You may need help for a season (i.e., developing an enrollment marketing plan), or there may be some functions you choose to outsource for the long-haul (i.e., managing digital marketing campaigns). You may realize that you need more than one marketing partner to work on different aspects of your strategy. Strike up a conversation with an open mind and see where it takes you.
And, of course, a Place for Your Team
If you partner with an outside firm, your role is vital. You must convey your school’s culture, current reality, and areas where you’re seeking help. You help shape the scope and scale of the engagement. You work the process and provide support along the way. And you play a vital role in championing marketing initiatives among internal stakeholders.

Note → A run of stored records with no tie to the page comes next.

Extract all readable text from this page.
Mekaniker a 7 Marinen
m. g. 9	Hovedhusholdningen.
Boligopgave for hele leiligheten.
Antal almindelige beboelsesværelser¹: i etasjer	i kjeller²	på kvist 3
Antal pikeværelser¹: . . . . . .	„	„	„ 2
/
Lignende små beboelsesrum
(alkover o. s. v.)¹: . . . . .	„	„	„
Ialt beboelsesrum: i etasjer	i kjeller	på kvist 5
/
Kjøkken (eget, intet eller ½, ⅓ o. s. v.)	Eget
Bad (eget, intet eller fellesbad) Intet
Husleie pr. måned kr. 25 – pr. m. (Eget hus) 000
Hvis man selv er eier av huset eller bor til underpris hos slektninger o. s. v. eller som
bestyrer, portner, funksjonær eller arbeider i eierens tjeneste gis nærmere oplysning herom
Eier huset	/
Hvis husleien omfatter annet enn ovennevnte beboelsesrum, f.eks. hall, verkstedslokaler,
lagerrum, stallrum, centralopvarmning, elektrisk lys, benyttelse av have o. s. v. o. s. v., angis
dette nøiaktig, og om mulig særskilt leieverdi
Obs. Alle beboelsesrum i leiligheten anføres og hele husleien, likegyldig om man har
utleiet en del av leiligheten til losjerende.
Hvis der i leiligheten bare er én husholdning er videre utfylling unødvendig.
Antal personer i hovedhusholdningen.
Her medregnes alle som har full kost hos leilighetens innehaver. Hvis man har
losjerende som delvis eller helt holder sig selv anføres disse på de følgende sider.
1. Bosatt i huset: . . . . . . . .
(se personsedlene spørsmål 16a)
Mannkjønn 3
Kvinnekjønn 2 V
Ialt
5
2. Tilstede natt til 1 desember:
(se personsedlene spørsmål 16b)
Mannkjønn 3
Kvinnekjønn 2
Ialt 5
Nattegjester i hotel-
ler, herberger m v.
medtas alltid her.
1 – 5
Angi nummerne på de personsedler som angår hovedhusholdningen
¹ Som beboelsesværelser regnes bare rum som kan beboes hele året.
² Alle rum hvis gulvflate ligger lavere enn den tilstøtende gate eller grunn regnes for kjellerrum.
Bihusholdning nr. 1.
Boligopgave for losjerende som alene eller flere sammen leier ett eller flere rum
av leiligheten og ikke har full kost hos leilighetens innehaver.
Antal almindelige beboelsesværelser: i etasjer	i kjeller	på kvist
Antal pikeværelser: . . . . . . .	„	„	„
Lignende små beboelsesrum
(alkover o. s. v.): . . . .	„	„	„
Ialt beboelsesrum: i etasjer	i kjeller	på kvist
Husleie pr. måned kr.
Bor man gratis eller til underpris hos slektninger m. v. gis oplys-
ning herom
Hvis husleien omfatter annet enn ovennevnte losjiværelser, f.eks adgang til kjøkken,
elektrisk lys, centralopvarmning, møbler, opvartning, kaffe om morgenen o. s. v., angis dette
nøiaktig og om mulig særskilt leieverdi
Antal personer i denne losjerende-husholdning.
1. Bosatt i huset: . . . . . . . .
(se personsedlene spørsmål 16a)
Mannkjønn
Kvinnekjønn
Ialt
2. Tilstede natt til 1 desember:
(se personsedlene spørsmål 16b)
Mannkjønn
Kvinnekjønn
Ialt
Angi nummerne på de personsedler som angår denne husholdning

Think of a partnership in terms of who does what best. Your team has strengths in certain areas, and the right partner will help you leverage those capabilities more effectively. In turn, they will bring to the conversation a set of insights and approaches that create clarity and generate traction. You’re coming together around shared goals, and the progress should be evident to all involved.
Take a Deep Breath…and Fall Back
Sometimes when we’re hiring for a new position at North Star Marketing, I’ll ask one of my current team members, “If you were spending your own money, would you hire this person?” Their response in that moment is telling.
As you consider the criteria for engaging with outside firms, imagine you’re spending your own money. Think about the results you want to see. Who has a track record of success with other schools? Who will take you further faster? Where do you turn when you don’t know what you don’t know? Which partner will make your team better?
Enrollment marketing has no guarantees because no one can predict how the market will respond. But partnering with a specialist can greatly reduce your risk and significantly increase your likelihood of success.
Of course, North Star Marketing isn’t the only firm specializing in the enrollment marketing space. There are several highly credible experts with well-defined niches in school world. If you want to go deeper, I invite you to join us out here on the ends of the bell curve. We’ll be hanging out with the rest of the geeks who love enrollment marketing. I think you’ll feel right at home.